OAKLAND, Calif. — Four homeless women who were ordered by a judge last week to leave a vacant house in Oakland were evicted before dawn Tuesday by heavily armed sheriff’s deputies in a case that highlighted California’s severe housing shortage and growing numbers of homeless people.

The Alameda County Sheriff’s deputies, some dressed in military-style fatigues, escorted the women from the home and bound their hands with plastic ties as dozens of community activists on the sidewalk chanted “Let the moms go! Let the moms go!” and recorded the chaotic scene with their cellphones.

“They came in like an Army for mothers and babies,” Dominique Walker, one of the mothers, told reporters. “We have the right to housing. This is just the beginning.”

The women and their children moved into the three-bedroom house in November, partly to protest the methods of speculators who they have claimed snap up distressed homes and leave them empty despite California’s severe housing shortage and growing numbers of homeless people.

Federal officials said last month that an uptick in the country’s homeless population was driven entirely by a 16% increase in California, where the median sales price of a home is $500,000 and is even higher in the San Francisco Bay Area.

Alameda County Superior Court Judge Patrick McKinney ruled last Friday the women did not have the right to stay and had to leave within five days. McKinney had previously issued a tentative ruling in favour of Wedgewood Inc., the real estate investment group that bought the Oakland property at a foreclosure auction last year.

Still, he allowed lawyers for Walker, and her recently formed collective, Moms 4 Housing, to make their case.
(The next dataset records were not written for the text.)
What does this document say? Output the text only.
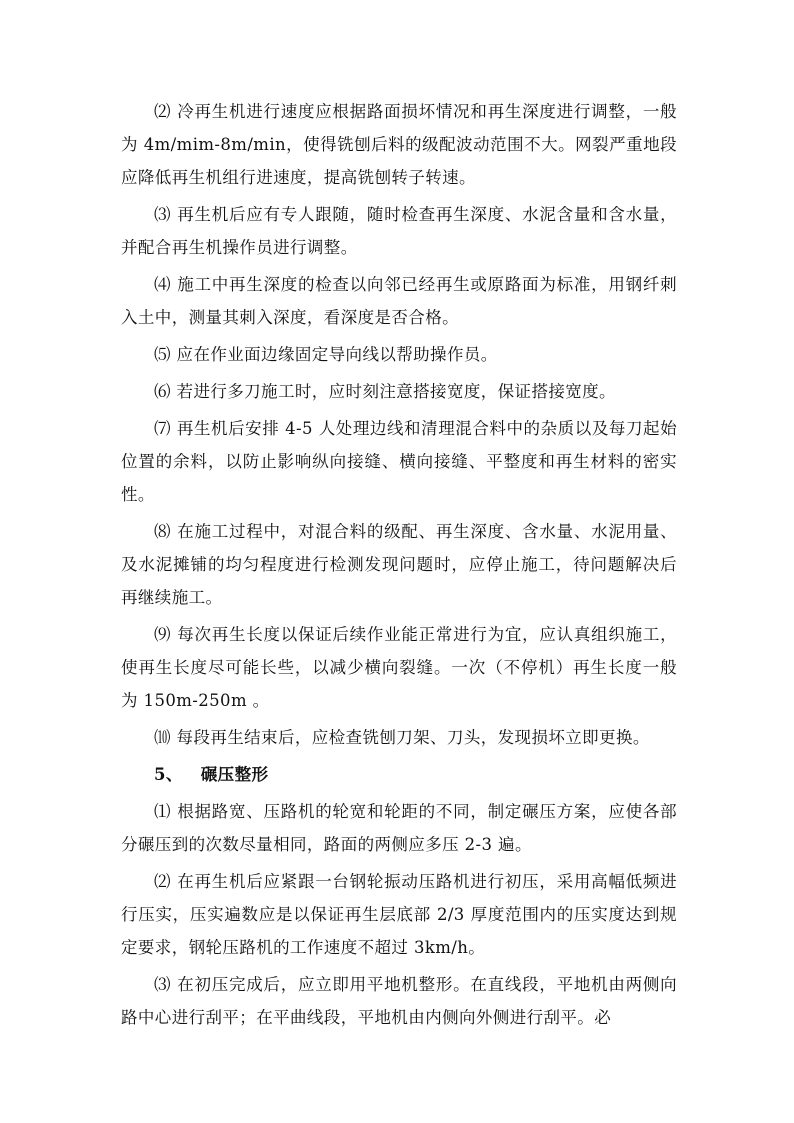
⑵ 冷再生机进行速度应根据路面损坏情况和再生深度进行调整，一般为 4m/mim-8m/min，使得铣刨后料的级配波动范围不大。网裂严重地段应降低再生机组行进速度，提高铣刨转子转速。

⑶ 再生机后应有专人跟随，随时检查再生深度、水泥含量和含水量，并配合再生机操作员进行调整。

⑷ 施工中再生深度的检查以向邻已经再生或原路面为标准，用钢纤刺入土中，测量其刺入深度，看深度是否合格。

⑸ 应在作业面边缘固定导向线以帮助操作员。

⑹ 若进行多刀施工时，应时刻注意搭接宽度，保证搭接宽度。

⑺ 再生机后安排 4-5 人处理边线和清理混合料中的杂质以及每刀起始位置的余料，以防止影响纵向接缝、横向接缝、平整度和再生材料的密实性。

⑻ 在施工过程中，对混合料的级配、再生深度、含水量、水泥用量、及水泥摊铺的均匀程度进行检测发现问题时，应停止施工，待问题解决后再继续施工。

⑼ 每次再生长度以保证后续作业能正常进行为宜，应认真组织施工，使再生长度尽可能长些，以减少横向裂缝。一次（不停机）再生长度一般为 150m-250m 。

⑽ 每段再生结束后，应检查铣刨刀架、刀头，发现损坏立即更换。

5、 碾压整形

⑴ 根据路宽、压路机的轮宽和轮距的不同，制定碾压方案，应使各部分碾压到的次数尽量相同，路面的两侧应多压 2-3 遍。

⑵ 在再生机后应紧跟一台钢轮振动压路机进行初压，采用高幅低频进行压实，压实遍数应是以保证再生层底部 2/3 厚度范围内的压实度达到规定要求，钢轮压路机的工作速度不超过 3km/h。

⑶ 在初压完成后，应立即用平地机整形。在直线段，平地机由两侧向路中心进行刮平；在平曲线段，平地机由内侧向外侧进行刮平。必
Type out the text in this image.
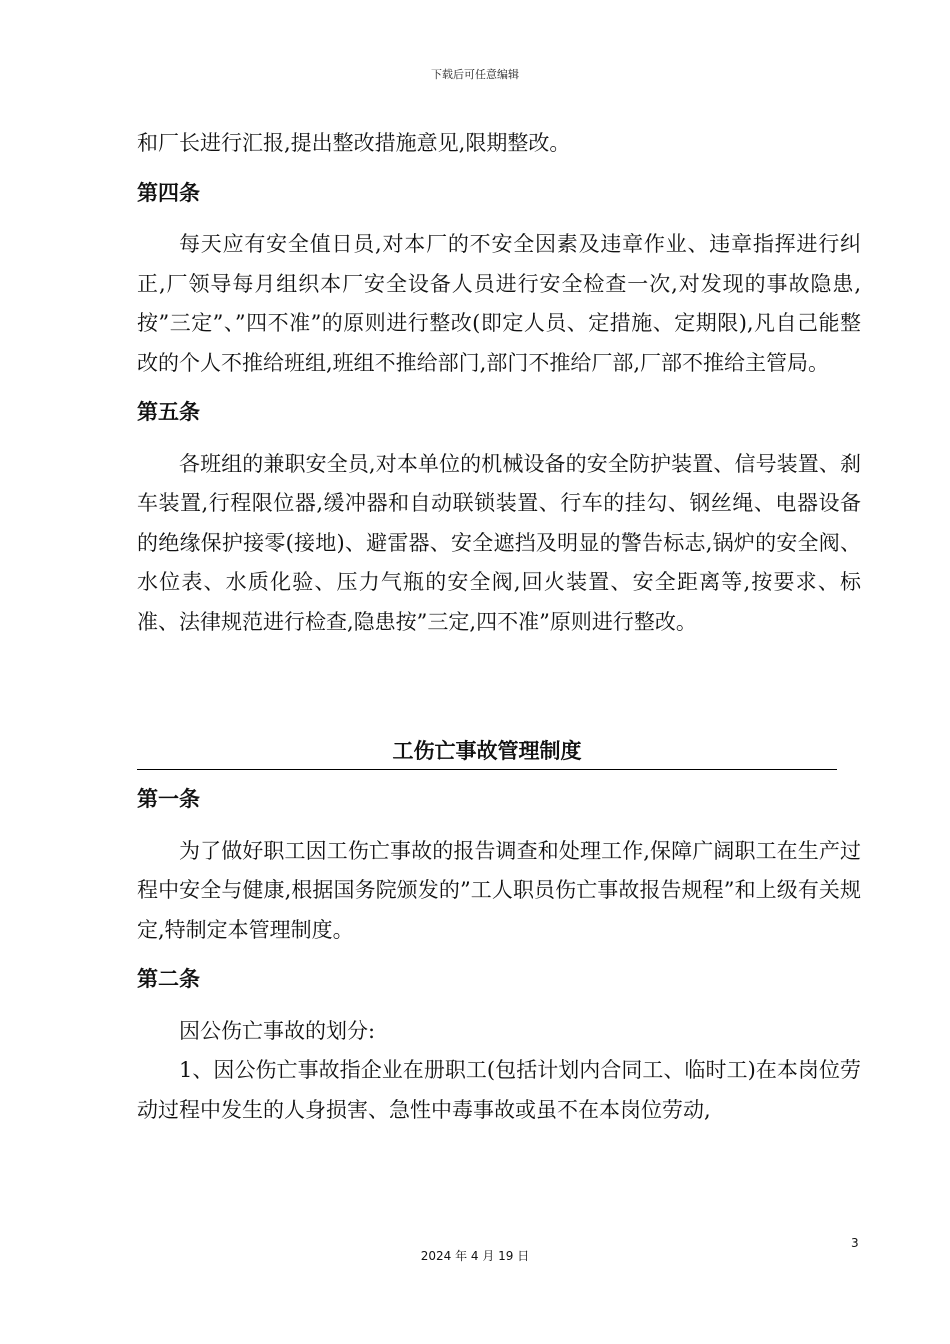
下载后可任意编辑

和厂长进行汇报,提出整改措施意见,限期整改。

第四条

每天应有安全值日员,对本厂的不安全因素及违章作业、违章指挥进行纠正,厂领导每月组织本厂安全设备人员进行安全检查一次,对发现的事故隐患,按”三定”、”四不准”的原则进行整改(即定人员、定措施、定期限),凡自己能整改的个人不推给班组,班组不推给部门,部门不推给厂部,厂部不推给主管局。

第五条

各班组的兼职安全员,对本单位的机械设备的安全防护装置、信号装置、刹车装置,行程限位器,缓冲器和自动联锁装置、行车的挂勾、钢丝绳、电器设备的绝缘保护接零(接地)、避雷器、安全遮挡及明显的警告标志,锅炉的安全阀、水位表、水质化验、压力气瓶的安全阀,回火装置、安全距离等,按要求、标准、法律规范进行检查,隐患按”三定,四不准”原则进行整改。

工伤亡事故管理制度
第一条

为了做好职工因工伤亡事故的报告调查和处理工作,保障广阔职工在生产过程中安全与健康,根据国务院颁发的”工人职员伤亡事故报告规程”和上级有关规定,特制定本管理制度。

第二条

因公伤亡事故的划分:

1、因公伤亡事故指企业在册职工(包括计划内合同工、临时工)在本岗位劳动过程中发生的人身损害、急性中毒事故或虽不在本岗位劳动,

3
2024 年 4 月 19 日
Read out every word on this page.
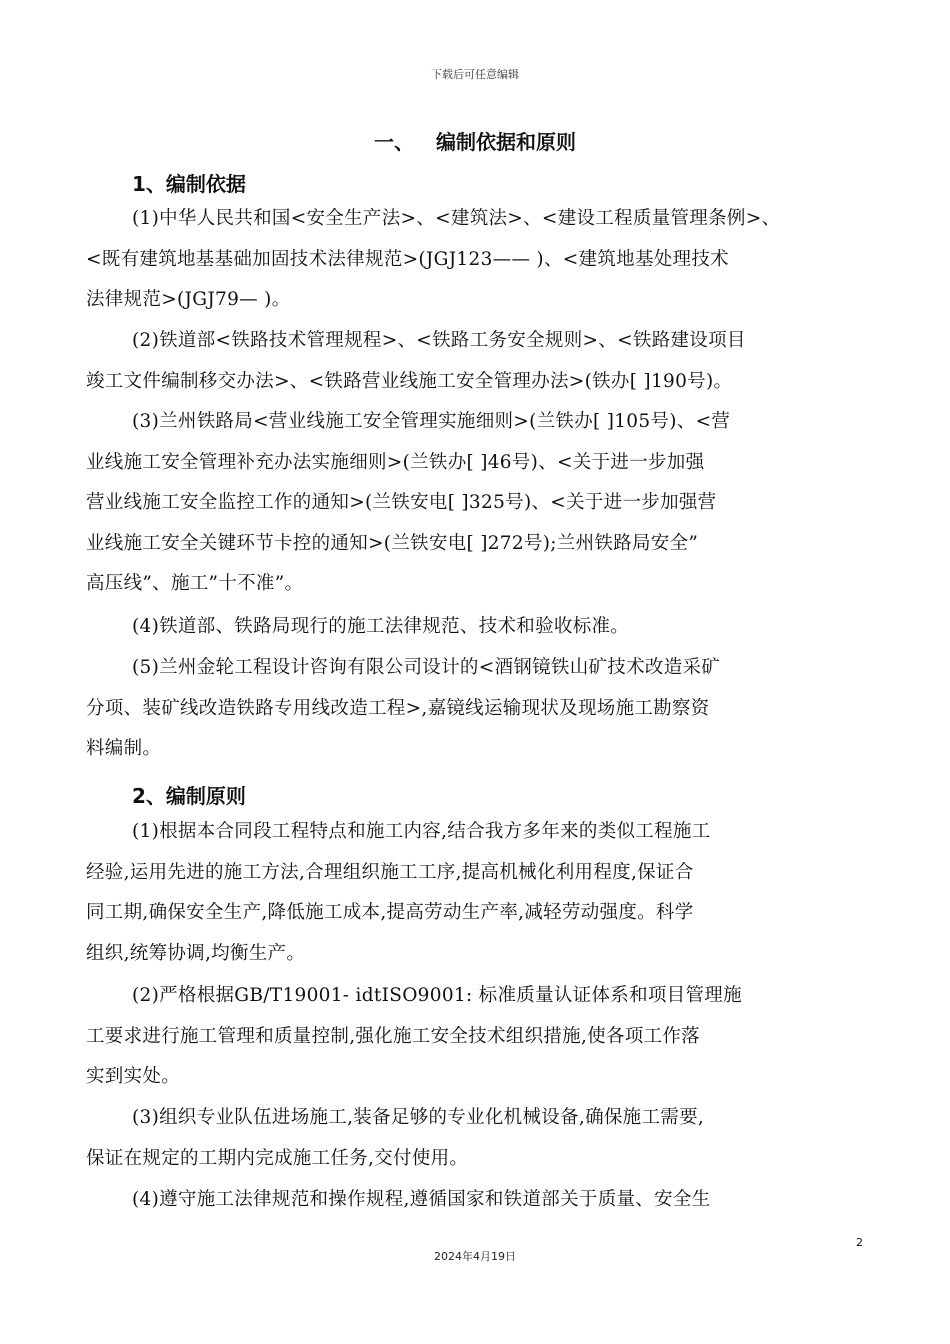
下载后可任意编辑
一、 编制依据和原则
1、编制依据

(1)中华人民共和国<安全生产法>、<建筑法>、<建设工程质量管理条例>、
<既有建筑地基基础加固技术法律规范>(JGJ123—— )、<建筑地基处理技术
法律规范>(JGJ79— )。

(2)铁道部<铁路技术管理规程>、<铁路工务安全规则>、<铁路建设项目
竣工文件编制移交办法>、<铁路营业线施工安全管理办法>(铁办[ ]190号)。

(3)兰州铁路局<营业线施工安全管理实施细则>(兰铁办[ ]105号)、<营
业线施工安全管理补充办法实施细则>(兰铁办[ ]46号)、<关于进一步加强
营业线施工安全监控工作的通知>(兰铁安电[ ]325号)、<关于进一步加强营
业线施工安全关键环节卡控的通知>(兰铁安电[ ]272号);兰州铁路局安全”
高压线”、施工”十不准”。

(4)铁道部、铁路局现行的施工法律规范、技术和验收标准。

(5)兰州金轮工程设计咨询有限公司设计的<酒钢镜铁山矿技术改造采矿
分项、装矿线改造铁路专用线改造工程>,嘉镜线运输现状及现场施工勘察资
料编制。

2、编制原则

(1)根据本合同段工程特点和施工内容,结合我方多年来的类似工程施工
经验,运用先进的施工方法,合理组织施工工序,提高机械化利用程度,保证合
同工期,确保安全生产,降低施工成本,提高劳动生产率,减轻劳动强度。科学
组织,统筹协调,均衡生产。

(2)严格根据GB/T19001- idtISO9001: 标准质量认证体系和项目管理施
工要求进行施工管理和质量控制,强化施工安全技术组织措施,使各项工作落
实到实处。

(3)组织专业队伍进场施工,装备足够的专业化机械设备,确保施工需要,
保证在规定的工期内完成施工任务,交付使用。

(4)遵守施工法律规范和操作规程,遵循国家和铁道部关于质量、安全生

2
2024年4月19日
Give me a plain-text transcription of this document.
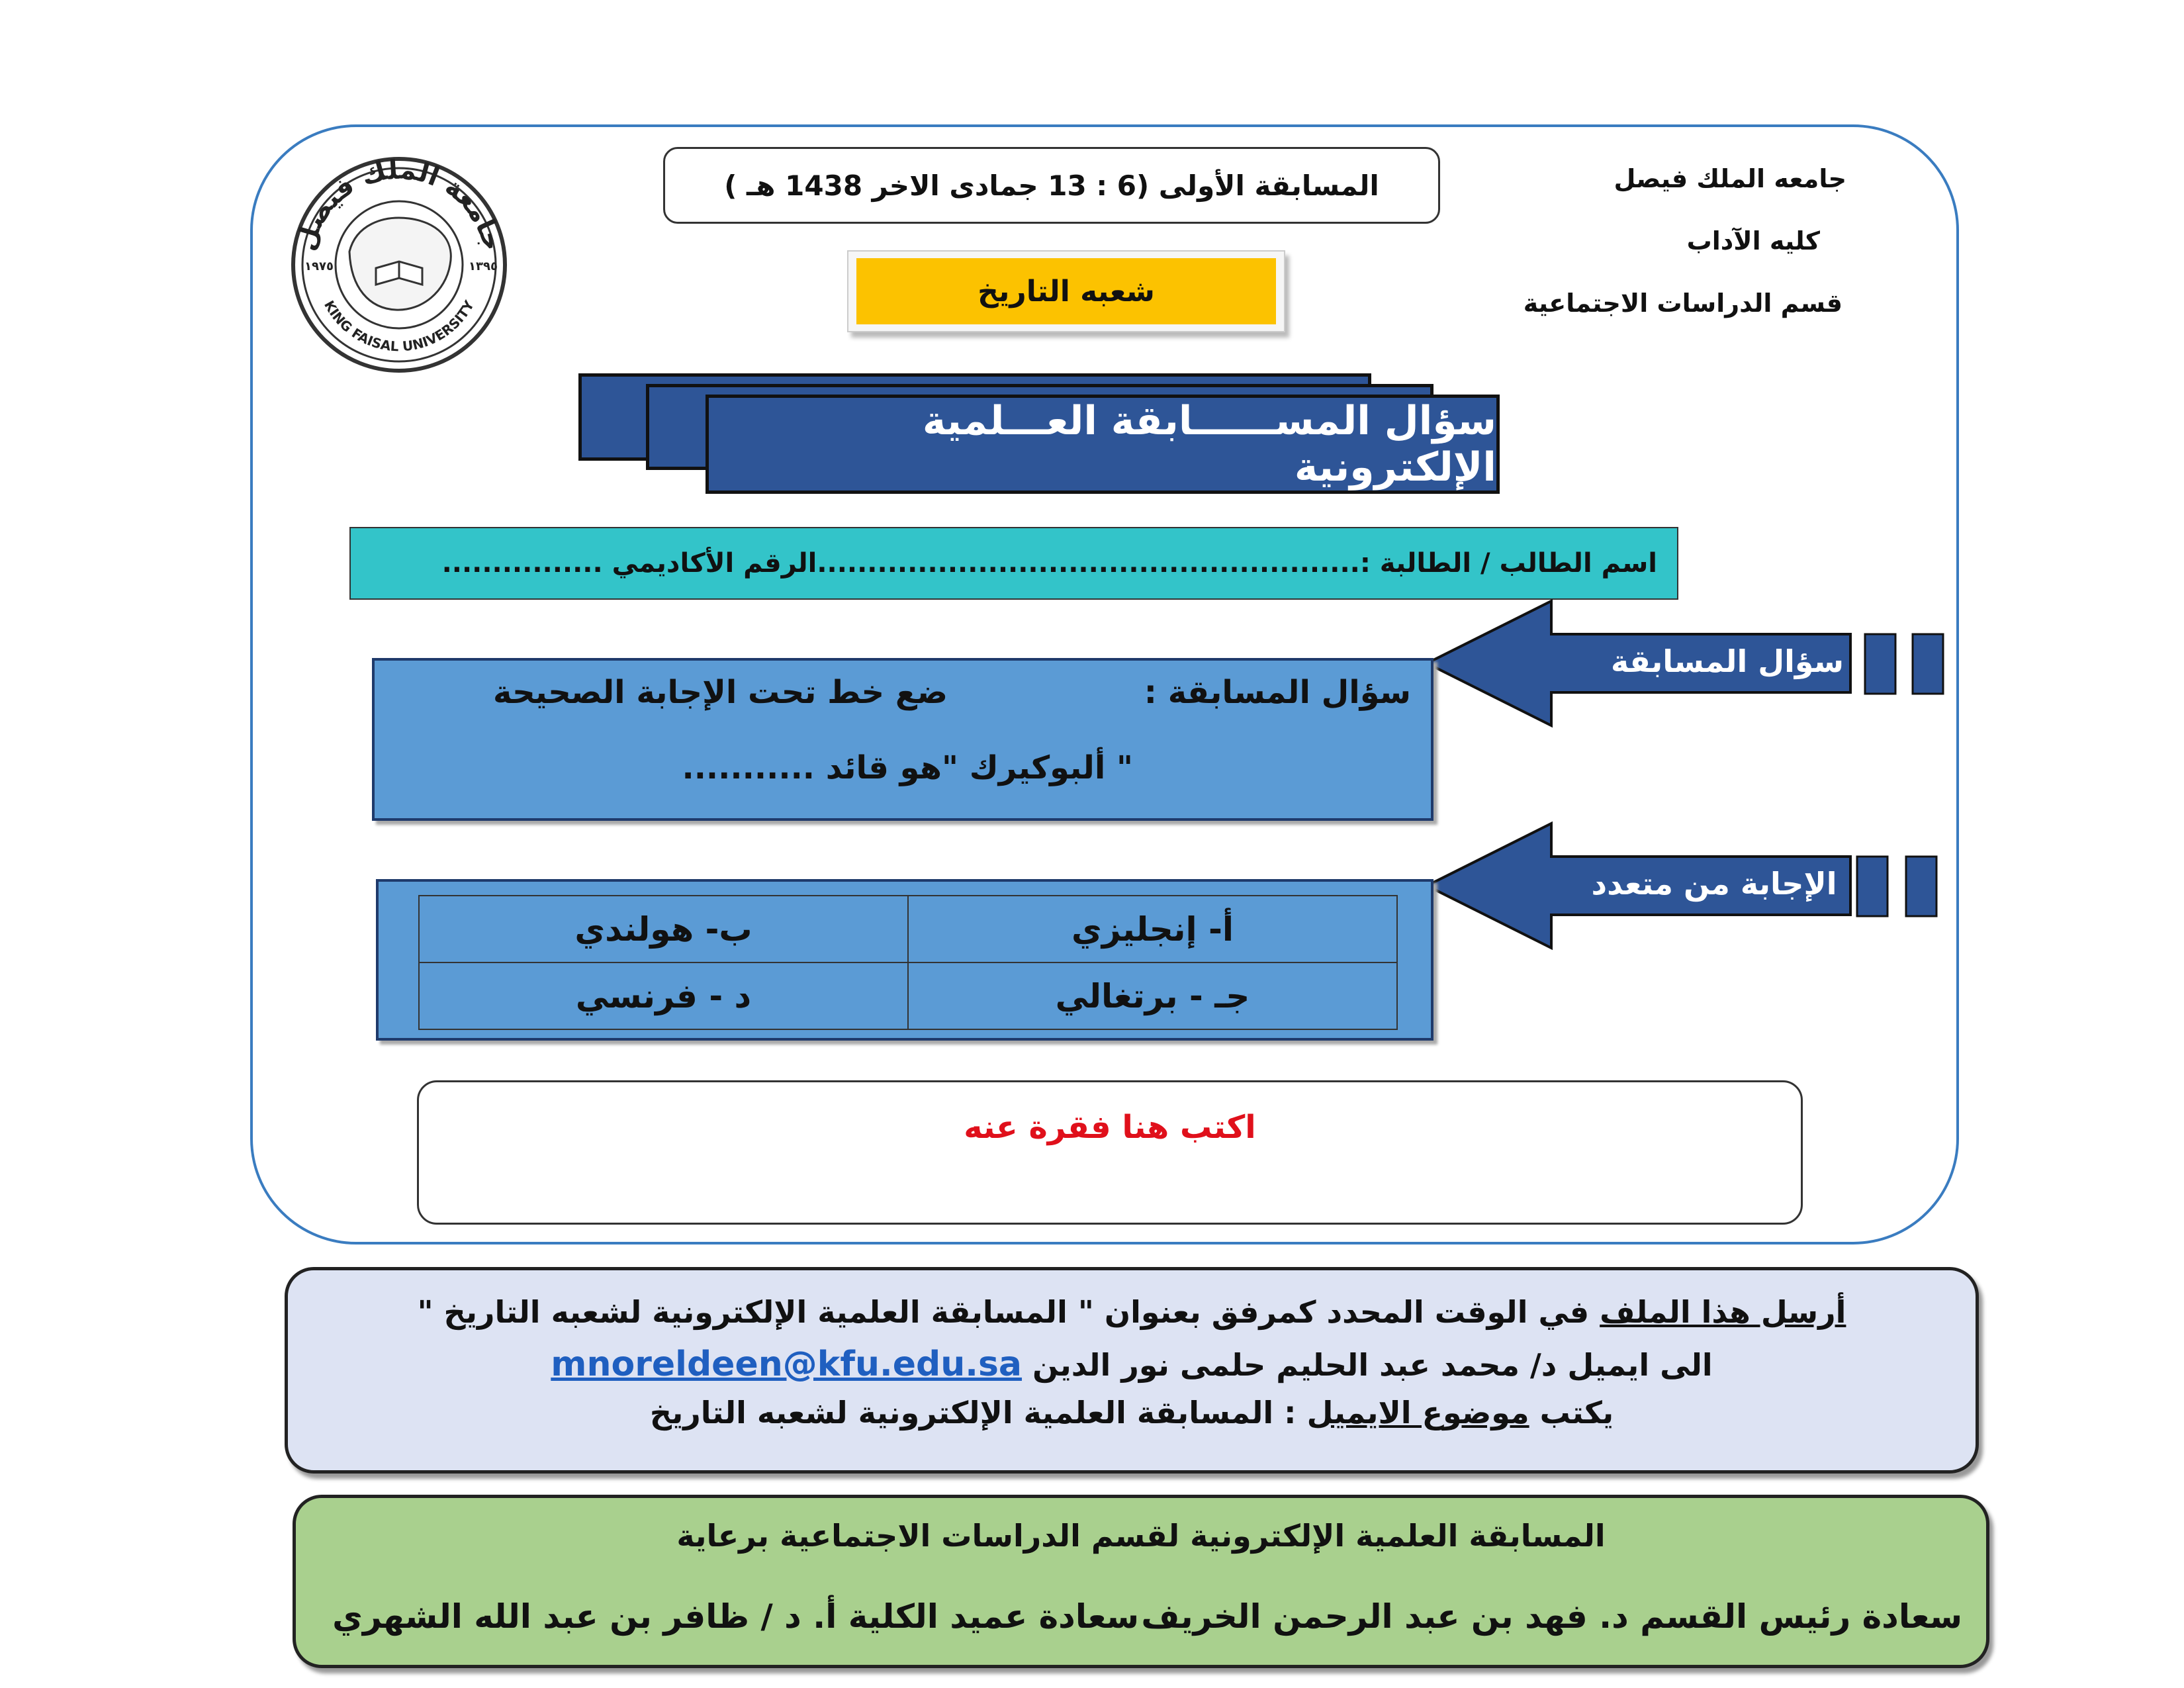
جامعه الملك فيصل
كليه الآداب
قسم الدراسات الاجتماعية
المسابقة الأولى (6 : 13 جمادى الاخر 1438 هـ )
شعبه التاريخ
جامعة الملك فيصل
KING FAISAL UNIVERSITY
١٩٧٥	١٣٩٥
سؤال المســــــابقة العـــلمية الإلكترونية
اسم الطالب / الطالبة :......................................................الرقم الأكاديمي ................
سؤال المسابقة
سؤال المسابقة :
ضع خط تحت الإجابة الصحيحة
" ألبوكيرك "هو قائد ...........
الإجابة من متعدد
ب- هولندي	أ- إنجليزي
د - فرنسي	جـ - برتغالي
اكتب هنا فقرة عنه
أرسل هذا الملف في الوقت المحدد كمرفق بعنوان " المسابقة العلمية الإلكترونية لشعبه التاريخ "
الى ايميل د/ محمد عبد الحليم حلمى نور الدين mnoreldeen@kfu.edu.sa
يكتب موضوع الايميل : المسابقة العلمية الإلكترونية لشعبه التاريخ
المسابقة العلمية الإلكترونية لقسم الدراسات الاجتماعية برعاية
سعادة رئيس القسم د. فهد بن عبد الرحمن الخريف
سعادة عميد الكلية أ. د / ظافر بن عبد الله الشهري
They argued that housing is a right and that the court must give the women the right to possess the house, especially because it sat vacant for so long and because the alternative would be to send the women to live on the streets.

The group claimed on its Twitter account that two of the four women who had been inside the home were arrested.

“We’ve built a movement of thousands of Oaklanders who showed up at a moments notice to reject police violence and advocate for homes for families,” the group said after the eviction. “This isn’t over, and it won’t be over until everyone in the Oakland community has a safe and dignified place to live.”